Ağustos ayında, mural için bir açık çağrı yaptılar. Eski sokağıma çizerek ne anlatmak isterim diye düşünürken, burada geçirdiğim 5 yılı doodlelar ile özetlemek fena fikir gibi gelmemeye başladı. Konuyu Üsküp’e yeni taşınan çizer arkadaşım Murat Kalkavan’a açtım. Şehre dair taze izlenimleriyle bana eşlik etmek isteyip istemediğini sordum ve olaylar gelişti…
Oturup uzun bir liste yaptık. Şehre dair gözlemlerimizi, burada karşılaştığımız komik durumları, yemeyi ve içmeyi sevdiğimiz şeyleri, gitmeyi sevdiğimiz yerleri, sokakta sık sık duyduğumuz Makedonca sözleri bir bir listeledik. Çizim tarzı olarak doodleı seçmem burada epey faydalı oldu. Hem listedeki şeylerin doodlelarını çizmek acayip eğlenceliydi, hem tarzlarımızda bir ortaklık yakalamak doodlelar sayesinde epey rahat ve eğlenceli oldu, hem de geçen bültende bahsettiğim çizim tarzı krizimi hafifletmemde bana epey faydası oldu. Win win win!
Murat benden çok daha tecrübeli bir çizer. Bu yüzden onunla çalışmak o kadar kafamı açtı ki! Üstelik çalışma alışkanlıklarımız ve çizim hızlarımız da birbirlerine yakın olduğu için süreç baya su gibi akıp geçti. Tek sıkıntı, masa başında çizmeye alışkın olduğumuz için fiziksel olarak baya yıpranmamız oldu :) Bu yüzden ikinci sabahtan itibaren duvara gitmeden önce kalça esnetme ve postür düzeltme için yoga pratikleri yaptım. Biraz iyi geldi.
Bu arada muralın ismi И ние сме од Скопје / Biz de Üsküplüyüz. Burada yaşayan iki yabancı olarak 50 metrekarelik duvara burayla ilgili bir sürü şey çizip bir de imzamızın üstüne Makedonca ‘‘Biz de Üsküplüyüz’’ yazmak biraz iddialı oldu ama, olsun.

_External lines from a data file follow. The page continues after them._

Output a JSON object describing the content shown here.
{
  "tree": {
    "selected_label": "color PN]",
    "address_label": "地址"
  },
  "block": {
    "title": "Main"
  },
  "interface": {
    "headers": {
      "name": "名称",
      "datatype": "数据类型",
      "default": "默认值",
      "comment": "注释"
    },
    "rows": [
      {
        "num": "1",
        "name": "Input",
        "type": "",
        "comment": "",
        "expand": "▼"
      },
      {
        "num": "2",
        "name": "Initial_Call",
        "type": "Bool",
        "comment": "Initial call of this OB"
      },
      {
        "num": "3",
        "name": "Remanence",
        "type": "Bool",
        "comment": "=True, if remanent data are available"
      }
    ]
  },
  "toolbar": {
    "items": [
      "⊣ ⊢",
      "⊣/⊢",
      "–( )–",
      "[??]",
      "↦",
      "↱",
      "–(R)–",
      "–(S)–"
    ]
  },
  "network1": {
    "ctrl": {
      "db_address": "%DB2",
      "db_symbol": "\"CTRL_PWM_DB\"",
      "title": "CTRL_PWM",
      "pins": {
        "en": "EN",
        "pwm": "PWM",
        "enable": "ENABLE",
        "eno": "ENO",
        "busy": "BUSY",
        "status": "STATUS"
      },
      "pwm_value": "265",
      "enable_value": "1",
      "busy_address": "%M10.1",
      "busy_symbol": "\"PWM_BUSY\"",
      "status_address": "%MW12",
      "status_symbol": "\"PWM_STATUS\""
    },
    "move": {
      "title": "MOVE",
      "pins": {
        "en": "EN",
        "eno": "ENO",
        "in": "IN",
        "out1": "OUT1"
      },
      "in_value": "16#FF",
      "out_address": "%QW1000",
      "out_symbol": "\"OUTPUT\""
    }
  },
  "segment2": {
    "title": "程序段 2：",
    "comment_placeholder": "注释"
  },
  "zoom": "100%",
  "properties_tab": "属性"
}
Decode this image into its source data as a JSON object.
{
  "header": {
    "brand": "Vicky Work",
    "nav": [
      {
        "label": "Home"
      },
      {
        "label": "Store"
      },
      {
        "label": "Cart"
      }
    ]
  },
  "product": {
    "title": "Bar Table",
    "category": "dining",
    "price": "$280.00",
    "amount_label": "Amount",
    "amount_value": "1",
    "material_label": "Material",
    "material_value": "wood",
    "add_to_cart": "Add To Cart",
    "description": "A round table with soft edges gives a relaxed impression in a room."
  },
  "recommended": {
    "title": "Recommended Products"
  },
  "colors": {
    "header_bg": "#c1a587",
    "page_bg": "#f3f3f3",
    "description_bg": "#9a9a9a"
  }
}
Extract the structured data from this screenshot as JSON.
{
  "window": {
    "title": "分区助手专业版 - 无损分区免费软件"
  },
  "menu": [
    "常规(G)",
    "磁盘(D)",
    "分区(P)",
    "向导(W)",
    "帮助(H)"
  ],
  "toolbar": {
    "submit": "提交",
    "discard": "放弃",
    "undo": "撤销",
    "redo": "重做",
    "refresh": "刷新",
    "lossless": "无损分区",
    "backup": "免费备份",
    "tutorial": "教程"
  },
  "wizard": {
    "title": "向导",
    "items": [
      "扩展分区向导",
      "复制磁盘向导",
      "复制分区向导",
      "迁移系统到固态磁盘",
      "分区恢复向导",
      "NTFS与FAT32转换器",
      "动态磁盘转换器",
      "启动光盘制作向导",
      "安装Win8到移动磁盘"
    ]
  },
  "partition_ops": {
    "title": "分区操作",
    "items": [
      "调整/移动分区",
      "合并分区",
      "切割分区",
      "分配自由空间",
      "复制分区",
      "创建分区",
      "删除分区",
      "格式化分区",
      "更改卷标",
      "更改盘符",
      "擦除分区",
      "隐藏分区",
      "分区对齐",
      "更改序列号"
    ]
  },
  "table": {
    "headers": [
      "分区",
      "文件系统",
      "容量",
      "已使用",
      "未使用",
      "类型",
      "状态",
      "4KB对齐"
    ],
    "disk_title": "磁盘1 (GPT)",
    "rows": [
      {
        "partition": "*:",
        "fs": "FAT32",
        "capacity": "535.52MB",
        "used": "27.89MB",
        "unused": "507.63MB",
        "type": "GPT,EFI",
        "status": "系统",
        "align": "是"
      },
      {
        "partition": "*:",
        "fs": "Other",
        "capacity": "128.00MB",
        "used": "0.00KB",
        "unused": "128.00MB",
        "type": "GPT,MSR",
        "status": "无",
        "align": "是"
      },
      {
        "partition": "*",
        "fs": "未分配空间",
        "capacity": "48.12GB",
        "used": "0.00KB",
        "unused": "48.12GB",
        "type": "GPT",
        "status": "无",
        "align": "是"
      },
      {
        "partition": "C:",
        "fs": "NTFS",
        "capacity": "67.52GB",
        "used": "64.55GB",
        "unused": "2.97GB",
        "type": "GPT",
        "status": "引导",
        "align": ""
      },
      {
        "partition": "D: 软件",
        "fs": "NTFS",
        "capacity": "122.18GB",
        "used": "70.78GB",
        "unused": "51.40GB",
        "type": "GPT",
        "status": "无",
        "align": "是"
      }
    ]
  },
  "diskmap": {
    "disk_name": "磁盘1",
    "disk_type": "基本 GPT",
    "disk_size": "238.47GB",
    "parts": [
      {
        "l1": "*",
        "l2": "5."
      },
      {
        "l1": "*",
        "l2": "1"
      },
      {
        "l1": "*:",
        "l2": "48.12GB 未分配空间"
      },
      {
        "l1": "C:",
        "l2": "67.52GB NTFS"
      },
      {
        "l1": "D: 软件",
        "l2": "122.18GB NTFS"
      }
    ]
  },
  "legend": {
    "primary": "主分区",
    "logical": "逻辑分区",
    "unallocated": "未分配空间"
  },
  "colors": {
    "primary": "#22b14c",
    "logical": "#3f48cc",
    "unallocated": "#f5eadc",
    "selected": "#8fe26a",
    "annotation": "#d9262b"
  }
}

Buralara yolunuz düşerse, şu adrese uğrayıp ziyaret edebilirsiniz.
Açılış gecesinde, konuşmalarımız yapmadan önce poz vermeye çalışırken biz.
Çalışma odam
Az önce bahsettiğim o havalı mahallede, 42 metrekarelik bir dairede yaşadığımız için çalışma alanım salonla mutfak arasındaki 2-3 metrekarelik boşluktu. Üstelik pencereye de epey uzaktı. 5 senede hınca hınç doldurduğum o yarı karanlık boşlukta neler yazıp çizdim, hey gidi…
Yaz başında taşındığımız evimizde artık bir çalışma odam var. Bu fikre alışmam biraz uzun sürmüş olmalı ki, odaya son şeklini verip yerleşebilmem Eylül’ü buldu. Yaz boyunca mutfakla salon arasında çalışmaya devam ettim :))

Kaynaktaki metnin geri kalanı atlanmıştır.